Котт в сапогах - Сергей Юрьевич Ковалев
— А… это… чем мне его забалтывать?
— Да чем хочешь. Спроси про цены на урожай, про местные сплетни — да про что угодно. Это же трактирщик — они все обожают языком трепать!
— Господин! Я не справлюсь! Я не умею этого всего. Давайте лучше наоборот — вы его будете забалтывать, а я пойду к циркачам?
— Иезус Мария! — Я досчитал про себя до десяти и тяжело вздохнул. — Знаешь, Булыга, я было начал подозревать, что ты умнее, чем притворяешься…
— Спасибо, господин! — расцвел гигант.
— Не за что. Потому что я только что убедился — мои подозрения напрасны. Ты и впрямь идиот! Как ты представляешь себе мой разговор с трактирщиком? Меня уже один раз хотели сжечь за такую попытку!
— А… О, а мне и в голову не пришло!
— Ладно, продолжаю. Значит, ты отвлекаешь хозяина, а я поднимаюсь в комнату циркачей и заставляю фокусника или девку — чую, она всем заправляет — расколдовать меня.
— Господин… а можно вопрос?
— Ну что еще?
— А как вы их будете заставлять?
— То есть?
— Ну… вы же кот. Нет, вы, конечно, очень большой кот и когда разговариваете — по первости можно в штаны наложить от страха. Но, по-моему, они вас не испугаются.
— Черт… Похоже, я от тебя заразился. — Я задумался. До этого момента главной целью для меня было найти фокусника и ведьму. Дело, наверное, в том, что я так и не привык осознавать себя котом. В прошлой жизни заставить что-то сделать другого человека для меня не составляло особого труда — иначе не был бы я капитаном.

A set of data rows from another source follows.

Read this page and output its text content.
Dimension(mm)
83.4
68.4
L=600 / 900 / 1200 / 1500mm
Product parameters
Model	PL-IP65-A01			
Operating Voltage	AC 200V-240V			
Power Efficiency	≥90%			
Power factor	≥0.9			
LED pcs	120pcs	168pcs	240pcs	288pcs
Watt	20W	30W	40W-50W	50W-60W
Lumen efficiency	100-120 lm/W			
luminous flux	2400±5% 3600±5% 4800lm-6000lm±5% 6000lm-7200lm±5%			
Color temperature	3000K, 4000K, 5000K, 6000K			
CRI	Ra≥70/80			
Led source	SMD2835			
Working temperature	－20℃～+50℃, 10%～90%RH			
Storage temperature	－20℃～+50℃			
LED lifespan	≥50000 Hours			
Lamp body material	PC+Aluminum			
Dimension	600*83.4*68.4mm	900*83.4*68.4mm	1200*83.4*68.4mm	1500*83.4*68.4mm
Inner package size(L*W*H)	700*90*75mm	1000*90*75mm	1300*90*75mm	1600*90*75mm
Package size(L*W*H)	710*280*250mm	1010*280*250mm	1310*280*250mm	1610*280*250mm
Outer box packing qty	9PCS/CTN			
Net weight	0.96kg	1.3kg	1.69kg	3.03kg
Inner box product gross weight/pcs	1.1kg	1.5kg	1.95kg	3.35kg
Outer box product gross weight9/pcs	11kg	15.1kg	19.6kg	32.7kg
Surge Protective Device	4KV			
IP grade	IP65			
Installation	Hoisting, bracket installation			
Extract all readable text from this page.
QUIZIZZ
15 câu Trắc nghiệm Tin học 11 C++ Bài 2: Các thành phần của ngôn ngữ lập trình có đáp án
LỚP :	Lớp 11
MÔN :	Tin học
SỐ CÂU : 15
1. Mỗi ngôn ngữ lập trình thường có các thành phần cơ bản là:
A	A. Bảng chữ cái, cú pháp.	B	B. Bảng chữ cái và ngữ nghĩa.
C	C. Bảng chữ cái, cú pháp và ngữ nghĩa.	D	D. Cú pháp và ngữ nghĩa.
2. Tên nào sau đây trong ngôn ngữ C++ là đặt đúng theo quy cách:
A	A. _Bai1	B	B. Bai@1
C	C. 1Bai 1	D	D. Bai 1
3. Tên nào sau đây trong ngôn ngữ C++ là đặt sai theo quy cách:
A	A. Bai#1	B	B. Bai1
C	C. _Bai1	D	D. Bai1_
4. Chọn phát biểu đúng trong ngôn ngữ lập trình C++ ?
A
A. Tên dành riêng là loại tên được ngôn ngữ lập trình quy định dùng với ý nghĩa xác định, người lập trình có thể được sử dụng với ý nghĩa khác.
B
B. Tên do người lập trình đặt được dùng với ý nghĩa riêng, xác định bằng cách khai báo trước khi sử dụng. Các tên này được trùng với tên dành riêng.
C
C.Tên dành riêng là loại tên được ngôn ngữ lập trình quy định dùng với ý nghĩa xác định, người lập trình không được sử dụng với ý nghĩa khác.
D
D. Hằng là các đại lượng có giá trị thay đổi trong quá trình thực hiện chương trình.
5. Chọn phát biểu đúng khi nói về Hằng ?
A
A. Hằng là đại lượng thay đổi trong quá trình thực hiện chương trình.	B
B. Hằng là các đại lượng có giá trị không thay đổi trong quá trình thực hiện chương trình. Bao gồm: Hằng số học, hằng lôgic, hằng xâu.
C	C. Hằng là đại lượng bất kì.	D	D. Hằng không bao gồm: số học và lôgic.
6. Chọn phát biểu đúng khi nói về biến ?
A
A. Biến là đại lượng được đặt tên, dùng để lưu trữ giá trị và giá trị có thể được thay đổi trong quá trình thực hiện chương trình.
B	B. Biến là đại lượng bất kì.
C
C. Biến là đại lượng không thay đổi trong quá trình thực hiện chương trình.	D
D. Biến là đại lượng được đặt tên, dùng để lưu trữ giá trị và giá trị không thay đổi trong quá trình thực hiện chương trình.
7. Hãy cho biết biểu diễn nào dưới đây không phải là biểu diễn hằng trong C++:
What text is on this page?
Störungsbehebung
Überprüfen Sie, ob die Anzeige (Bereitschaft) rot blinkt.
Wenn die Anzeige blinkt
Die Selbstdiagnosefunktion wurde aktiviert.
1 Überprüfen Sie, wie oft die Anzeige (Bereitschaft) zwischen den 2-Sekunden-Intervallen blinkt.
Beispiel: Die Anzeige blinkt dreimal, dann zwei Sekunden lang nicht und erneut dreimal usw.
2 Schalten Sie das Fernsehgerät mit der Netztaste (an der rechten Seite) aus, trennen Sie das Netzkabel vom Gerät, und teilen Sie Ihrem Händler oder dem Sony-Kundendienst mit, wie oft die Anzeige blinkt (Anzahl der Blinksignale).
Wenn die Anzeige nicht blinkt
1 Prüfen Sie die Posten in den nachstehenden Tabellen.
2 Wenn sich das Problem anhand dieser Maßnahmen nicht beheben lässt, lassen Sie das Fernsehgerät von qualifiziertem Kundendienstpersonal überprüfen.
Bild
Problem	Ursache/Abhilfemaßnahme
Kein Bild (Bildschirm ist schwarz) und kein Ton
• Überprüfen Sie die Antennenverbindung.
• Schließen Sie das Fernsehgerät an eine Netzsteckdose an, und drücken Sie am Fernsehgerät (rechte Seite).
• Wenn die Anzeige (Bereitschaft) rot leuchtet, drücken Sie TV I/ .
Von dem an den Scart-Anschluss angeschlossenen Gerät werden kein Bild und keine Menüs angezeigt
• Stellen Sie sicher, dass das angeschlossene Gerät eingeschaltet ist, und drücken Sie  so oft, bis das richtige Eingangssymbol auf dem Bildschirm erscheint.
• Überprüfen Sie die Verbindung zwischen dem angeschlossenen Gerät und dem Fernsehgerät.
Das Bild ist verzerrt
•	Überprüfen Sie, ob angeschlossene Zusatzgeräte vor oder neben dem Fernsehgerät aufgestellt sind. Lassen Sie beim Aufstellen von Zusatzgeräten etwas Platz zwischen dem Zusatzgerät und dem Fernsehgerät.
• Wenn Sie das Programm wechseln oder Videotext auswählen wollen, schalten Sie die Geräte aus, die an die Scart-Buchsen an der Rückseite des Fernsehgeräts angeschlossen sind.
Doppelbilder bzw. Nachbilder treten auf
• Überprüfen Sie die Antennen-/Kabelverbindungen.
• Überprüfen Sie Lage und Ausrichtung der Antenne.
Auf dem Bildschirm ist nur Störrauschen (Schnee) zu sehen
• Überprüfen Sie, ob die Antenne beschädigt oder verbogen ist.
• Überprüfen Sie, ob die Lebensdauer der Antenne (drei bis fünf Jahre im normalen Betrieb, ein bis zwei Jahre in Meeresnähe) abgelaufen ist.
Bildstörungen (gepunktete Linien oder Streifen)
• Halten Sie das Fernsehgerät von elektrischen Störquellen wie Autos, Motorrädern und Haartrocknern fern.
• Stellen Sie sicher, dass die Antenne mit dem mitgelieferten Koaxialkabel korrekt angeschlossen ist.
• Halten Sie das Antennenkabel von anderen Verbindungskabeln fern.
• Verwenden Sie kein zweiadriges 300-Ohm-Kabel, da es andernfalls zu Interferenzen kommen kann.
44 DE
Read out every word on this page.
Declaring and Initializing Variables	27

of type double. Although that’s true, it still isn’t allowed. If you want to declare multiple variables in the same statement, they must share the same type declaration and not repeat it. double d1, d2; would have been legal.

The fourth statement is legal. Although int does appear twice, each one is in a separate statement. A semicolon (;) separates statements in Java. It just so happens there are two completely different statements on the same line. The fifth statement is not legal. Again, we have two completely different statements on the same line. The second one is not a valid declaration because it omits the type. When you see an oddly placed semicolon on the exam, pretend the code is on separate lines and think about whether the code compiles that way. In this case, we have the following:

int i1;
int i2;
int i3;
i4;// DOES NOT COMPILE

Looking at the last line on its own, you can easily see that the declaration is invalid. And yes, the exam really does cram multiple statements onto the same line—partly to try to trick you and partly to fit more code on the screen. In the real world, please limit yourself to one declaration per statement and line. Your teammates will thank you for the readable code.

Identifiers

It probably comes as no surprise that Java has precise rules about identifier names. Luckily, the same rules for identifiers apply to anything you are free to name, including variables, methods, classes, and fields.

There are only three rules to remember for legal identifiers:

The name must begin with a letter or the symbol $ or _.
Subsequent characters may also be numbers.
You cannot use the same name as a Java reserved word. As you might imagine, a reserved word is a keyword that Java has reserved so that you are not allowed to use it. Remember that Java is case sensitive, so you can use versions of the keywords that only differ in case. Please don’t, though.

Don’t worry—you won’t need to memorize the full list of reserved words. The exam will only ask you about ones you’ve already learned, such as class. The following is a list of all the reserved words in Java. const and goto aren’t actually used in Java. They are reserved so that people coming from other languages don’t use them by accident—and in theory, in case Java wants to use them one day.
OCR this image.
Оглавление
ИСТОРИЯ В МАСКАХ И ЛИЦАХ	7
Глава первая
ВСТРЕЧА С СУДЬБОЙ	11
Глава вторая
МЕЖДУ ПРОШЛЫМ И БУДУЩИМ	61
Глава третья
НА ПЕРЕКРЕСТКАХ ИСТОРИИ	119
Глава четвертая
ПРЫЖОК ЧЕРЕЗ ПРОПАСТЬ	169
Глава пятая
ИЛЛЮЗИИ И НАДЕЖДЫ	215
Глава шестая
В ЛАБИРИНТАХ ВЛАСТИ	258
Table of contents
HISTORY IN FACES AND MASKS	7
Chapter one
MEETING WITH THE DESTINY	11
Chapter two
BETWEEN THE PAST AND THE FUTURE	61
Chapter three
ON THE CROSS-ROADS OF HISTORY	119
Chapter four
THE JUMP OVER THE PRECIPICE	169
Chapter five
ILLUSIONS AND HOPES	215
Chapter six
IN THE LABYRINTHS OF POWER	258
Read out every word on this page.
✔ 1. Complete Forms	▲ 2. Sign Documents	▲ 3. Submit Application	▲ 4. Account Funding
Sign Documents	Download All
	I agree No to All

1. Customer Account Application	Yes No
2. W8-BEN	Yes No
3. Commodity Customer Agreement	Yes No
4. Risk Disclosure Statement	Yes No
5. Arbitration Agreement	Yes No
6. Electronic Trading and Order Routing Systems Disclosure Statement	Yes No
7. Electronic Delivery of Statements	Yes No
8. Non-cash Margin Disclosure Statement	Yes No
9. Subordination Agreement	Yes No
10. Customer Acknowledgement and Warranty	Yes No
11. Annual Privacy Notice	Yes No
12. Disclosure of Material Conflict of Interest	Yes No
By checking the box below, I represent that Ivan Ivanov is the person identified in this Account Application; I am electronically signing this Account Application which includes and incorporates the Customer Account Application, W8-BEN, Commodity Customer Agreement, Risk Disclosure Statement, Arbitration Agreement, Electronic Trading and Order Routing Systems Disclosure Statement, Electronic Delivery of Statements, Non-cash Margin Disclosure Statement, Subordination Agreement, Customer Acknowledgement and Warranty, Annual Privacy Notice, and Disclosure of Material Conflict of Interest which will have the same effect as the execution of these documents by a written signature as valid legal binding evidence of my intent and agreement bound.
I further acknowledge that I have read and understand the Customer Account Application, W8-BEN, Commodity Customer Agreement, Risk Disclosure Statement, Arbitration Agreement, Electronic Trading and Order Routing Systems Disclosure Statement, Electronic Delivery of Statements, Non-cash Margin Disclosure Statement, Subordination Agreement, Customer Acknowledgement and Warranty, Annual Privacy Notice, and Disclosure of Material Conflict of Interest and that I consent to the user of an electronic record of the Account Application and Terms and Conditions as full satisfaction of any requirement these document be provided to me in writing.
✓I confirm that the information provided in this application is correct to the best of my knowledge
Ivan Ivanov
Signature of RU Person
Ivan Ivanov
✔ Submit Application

Тут ведь главное даже не сила мышц или громовой голос, а уверенность, что тебя обязательно послушаются. Но недавняя встреча с бергцвергом Эйсмархом изрядно поколебала мою самоуверенность. Действительно, что помешает фокуснику просто взять и вышвырнуть меня за дверь хорошим пинком? Или вообще свернуть шею?
— Булыга, меняем диспозицию. Ты скажешь хозяину постоялого двора, что тебе надо поговорить с циркачами по делу. Например, хочешь наняться к ним силачом — рвать цепи, гнуть подковы, ну и чем там еще силачи занимаются?‥ Это будет правдоподобно. Мы войдем к ним вместе, ты возьмешь чернокнижника за глотку и пообещаешь придушить, если девка меня не расколдует. Или даже лучше девку хватай. А то вдруг она своего спутника не так уж и ценит?
— Господин… — Булыга встал как вкопанный. — Я… я не справлюсь.
— Ну что такое опять? Почему?
— Я не могу. Не могу других людей… это… Ну бить не могу.
— Почему?
— Мне их жалко!
— Иезус Мария! А кто мне недавно рассказывал, как целый отряд во главе с бароном на тот свет отправил?
— Так то барон…
— Замечательная логика! А как же ты разбойником-то был?
— Ну… я такой разбойник… ну… это…
— Да телись же ты!
И Булыга — мыкая и мекая, с трудом подбирая слова — рассказал, как он разбойничал все эти годы. А разбойничал он, как выяснилось, очень оригинальным, я бы даже сказал, новаторским образом. Увидев на дороге путников или телегу с товаром, он выскакивал из леса с грозным ревом, вращая над головой дубину. При его устрашающих габаритах и величине его дубины зрелище это производило на путников впечатление крайне деморализующее. Обычно демонстрации силы оказывалось достаточно, чтобы жертвы охотно расставались с имуществом — лишь бы остаться живыми. Самое же интересное начиналось, если жертвы оказывали сопротивление. В этом случае человек-гора так же стремительно скрывался в лесу, даже не пытаясь перейти к физическим действиям, сколь бы смехотворны ни были силы сопротивления. Однажды Булыгу обратил в бегство одинокий монах, вооруженный лишь посохом да тяжелым молитвенником. Неспособность гиганта к насилию имела форму даже не убеждения, а какого-то душевного недостатка — при одной мысли о том, чтобы ударить человека, беднягу начинало трясти, а при виде крови он просто терял сознание.
— Господи милосердный, всевидящий и всепрощающий! — обратил я к небу глаза, выслушав нелепую исповедь. — Чем же я провинился перед тобой, что шлешь ты мне столь идиотские испытания? Одних убивают на войне, другие умирают от болезней и ран, третьих в далеких Америках и Индиях умучивают и съедают дикари. Все это — достойные христианина испытания. Но нет! Капитан фон Котт будет подвергнут испытаниям в высшей степени мучительным, но при том таким, о которых в приличном обществе не расскажешь!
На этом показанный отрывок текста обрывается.